The more common series 2 insert set is a 50-card set of current and retired players, with bullet points highlighting their career accomplishments on the back.

2001 Topps s2 Noteworthy

Before there was Topps (10 cards, 1:25 – series 2)

Before there was Topps – there was Cobb, Ruth & Gehrig.  In a year Topps looked back on its history, it created a set of 10 elite players who never got the chance to appear on a Topps Major League Baseball card.

2001 Topps s2 Before Topps Babe Ruth Cy Young

What Could Have Been (10 cards, 1:25 – series 2)

The same idea – elite players who never got the chance to appear on a Topps card.  Except this set features negro league stars who didn’t get the chance to play in MLB.

2001 Topps s2 What Could have been Gibson Paige

2001 Topps Retro Inserts (Through the Years & Future Rookies)

13 02 2015

After issuing reprints of Hank Aaron, Nolan Ryan, Roberto Clemente, Willie Mays, and Mickey Mantle, Topps went away from the single player theme for reprints for the first time since 1995.  However, they stayed with the idea of reprinting cards in honor of the 50th anniversary.  This year, the theme was done in 2 sets, a 50-card set called “Through the Years”, and in a 20-card set “Future Rookie Reprints”.

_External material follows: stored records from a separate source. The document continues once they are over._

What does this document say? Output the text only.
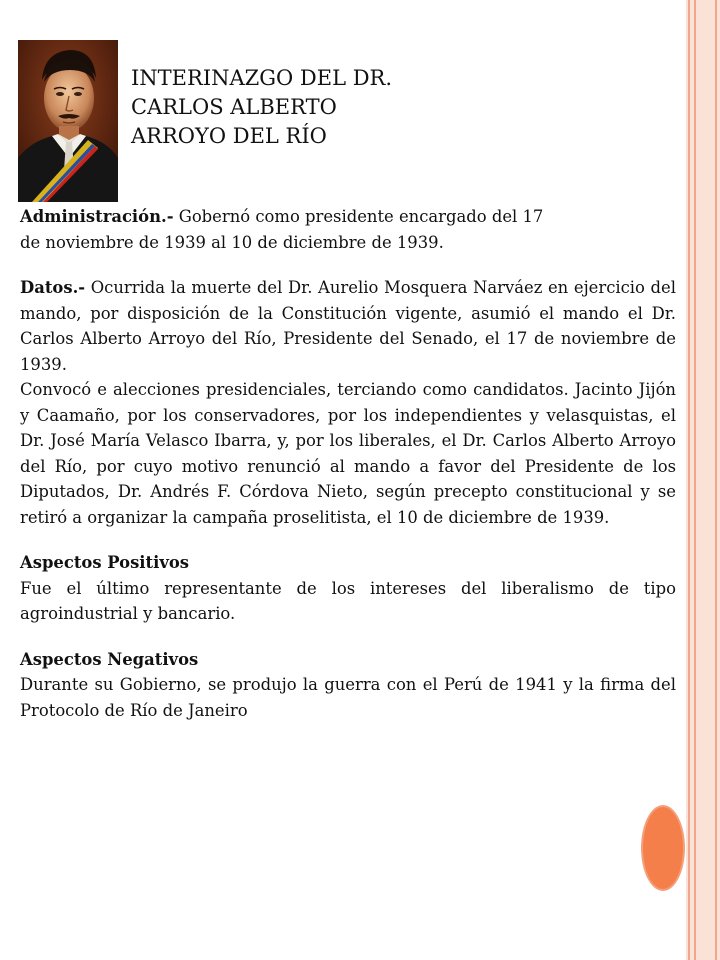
INTERINAZGO DEL DR.
CARLOS ALBERTO
ARROYO DEL RÍO
Administración.- Gobernó como presidente encargado del 17
de noviembre de 1939 al 10 de diciembre de 1939.

Datos.- Ocurrida la muerte del Dr. Aurelio Mosquera Narváez en ejercicio del mando, por disposición de la Constitución vigente, asumió el mando el Dr. Carlos Alberto Arroyo del Río, Presidente del Senado, el 17 de noviembre de 1939.

Convocó e alecciones presidenciales, terciando como candidatos. Jacinto Jijón y Caamaño, por los conservadores, por los independientes y velasquistas, el Dr. José María Velasco Ibarra, y, por los liberales, el Dr. Carlos Alberto Arroyo del Río, por cuyo motivo renunció al mando a favor del Presidente de los Diputados, Dr. Andrés F. Córdova Nieto, según precepto constitucional y se retiró a organizar la campaña proselitista, el 10 de diciembre de 1939.

Aspectos Positivos

Fue el último representante de los intereses del liberalismo de tipo agroindustrial y bancario.

Aspectos Negativos

Durante su Gobierno, se produjo la guerra con el Perú de 1941 y la firma del Protocolo de Río de Janeiro
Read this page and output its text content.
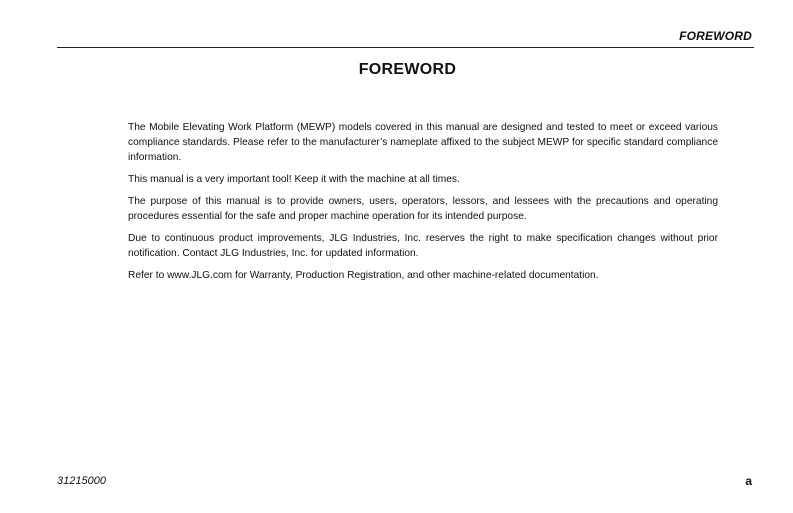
FOREWORD
FOREWORD

The Mobile Elevating Work Platform (MEWP) models covered in this manual are designed and tested to meet or exceed various compliance standards. Please refer to the manufacturer’s nameplate affixed to the subject MEWP for specific standard compliance information.

This manual is a very important tool! Keep it with the machine at all times.

The purpose of this manual is to provide owners, users, operators, lessors, and lessees with the precautions and operating procedures essential for the safe and proper machine operation for its intended purpose.

Due to continuous product improvements, JLG Industries, Inc. reserves the right to make specification changes without prior notification. Contact JLG Industries, Inc. for updated information.

Refer to www.JLG.com for Warranty, Production Registration, and other machine-related documentation.

31215000	a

As always – odds below are for hobby packs.

Through the Years (50 cards, 1:8 series 1)

2001 Topps s1 Through the Years

The reprints are glossy with the 50th anniversary logo stamped on the front of the card.  I think the set has 1 card for every set through 1999, and 2 for 1952 – for some reason 2000 was left out.  Every 10 cards is organized by decade – i.e., cards #1-10 are the 1950’s, cards #41-50 are the 1990’s – but they aren’t chronological within each decade.

Unlike the single player reprint sets from previous years, there aren’t Chrome versions inserted in the regular Topps Flagship sets.  However, you can find Chrome and refractor versions in the Topps Chrome product.

Future Archives Rookie Reprints (20 cards, 5 per hobby factory sets)

Future Archives Gold Bordered Rookie Reprints (20 cards, 5 per HTA factory sets)

Future Archives Rookie Reprints (20 cards, 5 per Limited factory sets)

Future Archives Rookie Reprints were available in factory sets (5 cards per Hobby factory set).  Topps inserted rookie cards of current stars, with the theory being that they would someday be cards you’d insert into the Topps Archives product.  The cards have an Archives logo.

I’m actually not collecting these cards – I view them more as Topps Archives preview cards than Topps flagship cards.  Similar to the 1994 Topps Finest preview cards you could find in packs of the Flagship product.